Department of Medical Engineering and Biotechnology, University of Applied Sciences Jena, Germany.
Med Eng Phys. 2013 Mar;35(3):376-82. doi: 10.1016/j.medengphy.2012.06.002. Epub 2012 Jul 2.
Today atrial fibrillation (AF) is the most common cardiac arrhythmia in clinical practice accounting for approximately one third of hospitalizations and accompanied with a 5 fold increased risk for ischemic stroke and a 1.5 fold increased mortality risk. The role of the cardiac regulation system in AF recurrence after electrical cardioversion (CV) is still unclear. The aim of this study was to investigate the autonomic regulation by analyzing the interaction between heart rate and blood pressure using novel methods of nonlinear interaction dynamics, namely joint symbolic dynamics (JSD) and segmented Poincaré plot analysis (SPPA). For the first time, we applied SPPA to analyze the interaction between two time series. Introducing a parameter set of two indices, one derived from JSD and one from SPPA, the linear discriminant function analysis revealed an overall accuracy of 89% (sensitivity 91.7%, specificity 86.7%) for the classification between patients with stable sinus rhythm (group SR, n = 15) and with AF recurrence (group REZ, n = 12). This study proves that the assessment of the autonomic regulation by analyzing the coupling of heart rate and systolic blood pressure provides a potential tool for the prediction of AF recurrence after CV and could aid in the adjustment of therapeutic options for patients with AF.

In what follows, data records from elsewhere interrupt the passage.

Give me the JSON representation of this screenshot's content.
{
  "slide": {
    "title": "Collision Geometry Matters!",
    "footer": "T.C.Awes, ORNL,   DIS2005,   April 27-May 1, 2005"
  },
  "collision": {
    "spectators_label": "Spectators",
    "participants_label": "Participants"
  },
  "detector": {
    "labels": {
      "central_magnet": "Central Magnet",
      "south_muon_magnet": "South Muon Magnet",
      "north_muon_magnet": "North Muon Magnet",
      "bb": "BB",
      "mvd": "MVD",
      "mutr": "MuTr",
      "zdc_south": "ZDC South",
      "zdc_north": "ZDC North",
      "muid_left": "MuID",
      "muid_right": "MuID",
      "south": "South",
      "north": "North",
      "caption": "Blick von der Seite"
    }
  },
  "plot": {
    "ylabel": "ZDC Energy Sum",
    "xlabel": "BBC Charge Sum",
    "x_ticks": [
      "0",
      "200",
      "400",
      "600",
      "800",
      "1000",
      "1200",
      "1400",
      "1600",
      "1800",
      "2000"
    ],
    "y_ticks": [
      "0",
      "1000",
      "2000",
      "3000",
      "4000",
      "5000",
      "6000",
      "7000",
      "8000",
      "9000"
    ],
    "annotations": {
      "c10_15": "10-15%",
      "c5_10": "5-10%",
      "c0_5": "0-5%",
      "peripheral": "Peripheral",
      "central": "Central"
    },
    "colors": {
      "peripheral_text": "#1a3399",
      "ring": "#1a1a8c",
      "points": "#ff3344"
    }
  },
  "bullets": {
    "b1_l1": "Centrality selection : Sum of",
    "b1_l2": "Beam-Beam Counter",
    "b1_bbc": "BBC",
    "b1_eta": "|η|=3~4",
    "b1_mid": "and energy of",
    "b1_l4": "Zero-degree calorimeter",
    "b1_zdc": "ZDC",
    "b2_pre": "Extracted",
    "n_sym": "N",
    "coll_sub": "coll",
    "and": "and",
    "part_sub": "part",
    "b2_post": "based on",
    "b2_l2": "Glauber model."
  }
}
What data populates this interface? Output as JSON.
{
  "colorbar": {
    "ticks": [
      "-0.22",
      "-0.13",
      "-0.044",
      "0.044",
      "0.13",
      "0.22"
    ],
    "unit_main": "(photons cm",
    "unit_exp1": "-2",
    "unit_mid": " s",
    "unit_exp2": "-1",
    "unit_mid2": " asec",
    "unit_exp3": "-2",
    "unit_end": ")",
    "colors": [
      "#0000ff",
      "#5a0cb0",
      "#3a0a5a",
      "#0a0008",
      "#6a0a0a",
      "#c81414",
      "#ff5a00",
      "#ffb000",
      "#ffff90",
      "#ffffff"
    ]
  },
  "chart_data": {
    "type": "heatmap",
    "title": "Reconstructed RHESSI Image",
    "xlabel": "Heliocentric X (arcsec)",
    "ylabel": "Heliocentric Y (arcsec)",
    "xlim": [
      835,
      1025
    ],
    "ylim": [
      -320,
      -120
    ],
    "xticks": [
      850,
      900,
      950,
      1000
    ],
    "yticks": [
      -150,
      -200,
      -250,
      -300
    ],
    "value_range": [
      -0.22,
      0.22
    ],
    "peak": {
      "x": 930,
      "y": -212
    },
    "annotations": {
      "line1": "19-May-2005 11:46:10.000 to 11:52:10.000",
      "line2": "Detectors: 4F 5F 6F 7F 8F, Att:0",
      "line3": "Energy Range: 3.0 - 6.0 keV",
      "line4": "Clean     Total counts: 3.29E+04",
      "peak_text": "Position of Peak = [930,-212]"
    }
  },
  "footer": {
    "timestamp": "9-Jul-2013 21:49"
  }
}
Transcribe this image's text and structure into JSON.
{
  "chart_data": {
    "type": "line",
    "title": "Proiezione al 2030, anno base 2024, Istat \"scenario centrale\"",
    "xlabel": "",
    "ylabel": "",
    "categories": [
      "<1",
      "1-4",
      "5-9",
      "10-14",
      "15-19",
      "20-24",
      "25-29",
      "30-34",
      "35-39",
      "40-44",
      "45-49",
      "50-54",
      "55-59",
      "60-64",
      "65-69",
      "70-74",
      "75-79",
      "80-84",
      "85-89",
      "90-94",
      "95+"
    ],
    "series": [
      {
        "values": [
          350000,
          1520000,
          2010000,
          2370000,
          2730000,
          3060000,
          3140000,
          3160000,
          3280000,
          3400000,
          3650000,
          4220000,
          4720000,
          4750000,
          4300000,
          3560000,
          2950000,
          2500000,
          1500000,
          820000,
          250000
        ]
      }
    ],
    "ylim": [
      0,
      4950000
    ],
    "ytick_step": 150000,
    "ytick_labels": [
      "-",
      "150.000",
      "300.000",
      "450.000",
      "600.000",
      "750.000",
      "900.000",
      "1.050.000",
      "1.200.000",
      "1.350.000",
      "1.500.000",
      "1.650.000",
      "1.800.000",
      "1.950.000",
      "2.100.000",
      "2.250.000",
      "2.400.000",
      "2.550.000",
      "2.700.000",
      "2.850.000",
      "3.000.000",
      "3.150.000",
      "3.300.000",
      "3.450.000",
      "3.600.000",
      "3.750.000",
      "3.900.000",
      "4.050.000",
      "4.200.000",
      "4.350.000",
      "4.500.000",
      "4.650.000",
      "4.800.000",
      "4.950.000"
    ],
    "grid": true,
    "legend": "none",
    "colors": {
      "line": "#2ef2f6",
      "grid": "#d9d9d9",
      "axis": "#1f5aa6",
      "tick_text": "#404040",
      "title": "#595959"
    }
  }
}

目前,心房颤动(AF)是临床实践中最常见的心律失常,约占住院患者的三分之一,其缺血性卒中风险增加 5 倍,死亡率风险增加 1.5 倍。心脏调节系统在电复律(CV)后 AF 复发中的作用尚不清楚。本研究旨在通过分析心率和血压之间的相互作用,应用非线性相互作用动力学的新方法,即联合符号动力学(JSD)和分段庞加莱图分析(SPPA),来研究自主神经调节。我们首次将 SPPA 应用于分析两个时间序列之间的相互作用。通过引入一组两个指数的参数,一个来自 JSD,另一个来自 SPPA,线性判别函数分析显示,稳定窦性节律组(n = 15)和 AF 复发组(n = 12)之间的分类总体准确率为 89%(敏感性 91.7%,特异性 86.7%)。这项研究证明,通过分析心率和收缩压的耦合来评估自主神经调节,为 CV 后 AF 复发的预测提供了一种潜在的工具,并有助于调整 AF 患者的治疗选择。